Highlights
- Major Contract Award: TPXimpact wins up to £19 million contract with the Ministry for Housing, Communities and Local Government (MHCLG) to modernize planning systems in England.
- H1 FY25 Trading Performance: Revenues expected at £38 million, down 9% from the previous year, but EBITDA margins increase to 6%.
- Strong Business Momentum: New business wins surged to £26 million in Q2 and continued into Q3 with £24 million in new contracts.
TPXimpact Holdings PLC (LSE:TPX), a technology-enabled services company focused on digital transformation, has announced a significant contract win from the Ministry for Housing, Communities and Local Government (MHCLG). The contract, valued at up to £19 million over three years, will see TPXimpact play a crucial role in modernizing the planning systems used across England. This initiative is part of the government’s broader efforts to create data-driven, efficient, and robust systems that facilitate greater public engagement in planning and development, addressing the urgent need for new housing.

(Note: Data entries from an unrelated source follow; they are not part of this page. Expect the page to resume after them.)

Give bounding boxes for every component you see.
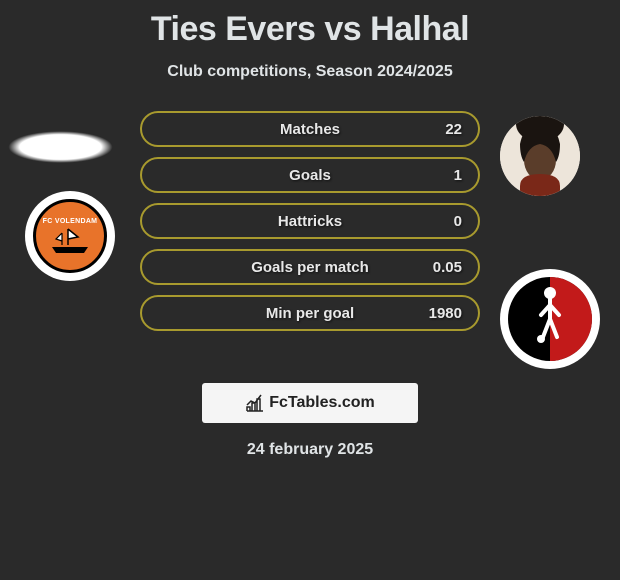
stats-list: Matches 22 Goals 1 Hattricks 0 Goals per…	[140, 111, 480, 341]
subtitle: Club competitions, Season 2024/2025	[0, 63, 620, 81]
page-title: Ties Evers vs Halhal	[0, 0, 620, 49]
date: 24 february 2025	[0, 441, 620, 459]
club-right-badge-inner	[508, 277, 592, 361]
stat-label: Min per goal	[266, 305, 354, 322]
stat-value: 0.05	[433, 259, 462, 276]
figure-icon	[535, 285, 565, 345]
comparison-card: Ties Evers vs Halhal Club competitions, …	[0, 0, 620, 459]
main-content: FC VOLENDAM	[0, 111, 620, 361]
stat-label: Matches	[280, 121, 340, 138]
club-left-badge: FC VOLENDAM	[25, 191, 115, 281]
club-left-name: FC VOLENDAM	[43, 218, 98, 225]
watermark-text: FcTables.com	[269, 394, 375, 412]
stat-value: 0	[454, 213, 462, 230]
stat-label: Goals per match	[251, 259, 369, 276]
club-right-badge	[500, 269, 600, 369]
stat-row: Matches 22	[140, 111, 480, 147]
stat-label: Goals	[289, 167, 331, 184]
stat-row: Goals per match 0.05	[140, 249, 480, 285]
stat-value: 1980	[429, 305, 462, 322]
club-left-badge-inner: FC VOLENDAM	[33, 199, 107, 273]
player-left-avatar	[8, 131, 113, 163]
stat-value: 1	[454, 167, 462, 184]
stat-label: Hattricks	[278, 213, 342, 230]
stat-row: Hattricks 0	[140, 203, 480, 239]
chart-icon	[245, 393, 265, 413]
boat-icon	[50, 227, 90, 255]
stat-value: 22	[445, 121, 462, 138]
player-right-avatar	[500, 116, 580, 196]
stat-row: Goals 1	[140, 157, 480, 193]
stat-row: Min per goal 1980	[140, 295, 480, 331]
watermark: FcTables.com	[202, 383, 418, 423]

In addition to the contract win, TPXimpact provided an update on its trading performance for the first half of the financial year ending 30 September 2024 (H125). The company expects first-half revenues of approximately £38 million, reflecting a 9% decline compared to the same period in FY24. However, the company is seeing positive momentum, with adjusted EBITDA margins increasing to around 6% (up from 4.8% in H124).
TPXimpact experienced strong new business growth, with £26 million of new contracts secured in Q2, significantly higher than the £9 million recorded in Q1. This positive momentum has continued into Q3, with £24 million of new business already won, including the £19 million contract with MHCLG.
The company also reported a reduction in net debt to less than £8 million at the end of September 2024, a notable improvement from £12.8 million in the previous year. This brings the leverage ratio to approximately 1.6x, signaling strong financial health.
Looking ahead, TPXimpact remains optimistic about its long-term prospects, with an emphasis on supporting the UK Government's digital transformation initiatives. The company expects increased activity in the second half of the year, driven by clearer visibility into Central Government spending following the Departmental Spending Reviews and the Chancellor's Budget. The Board has reaffirmed its FY25 target for flat revenue growth and an adjusted EBITDA of £7-8 million. For FY26, TPXimpact is targeting 10-15% like-for-like revenue growth and an adjusted EBITDA margin of 10-12%, up from 5.5% in FY24.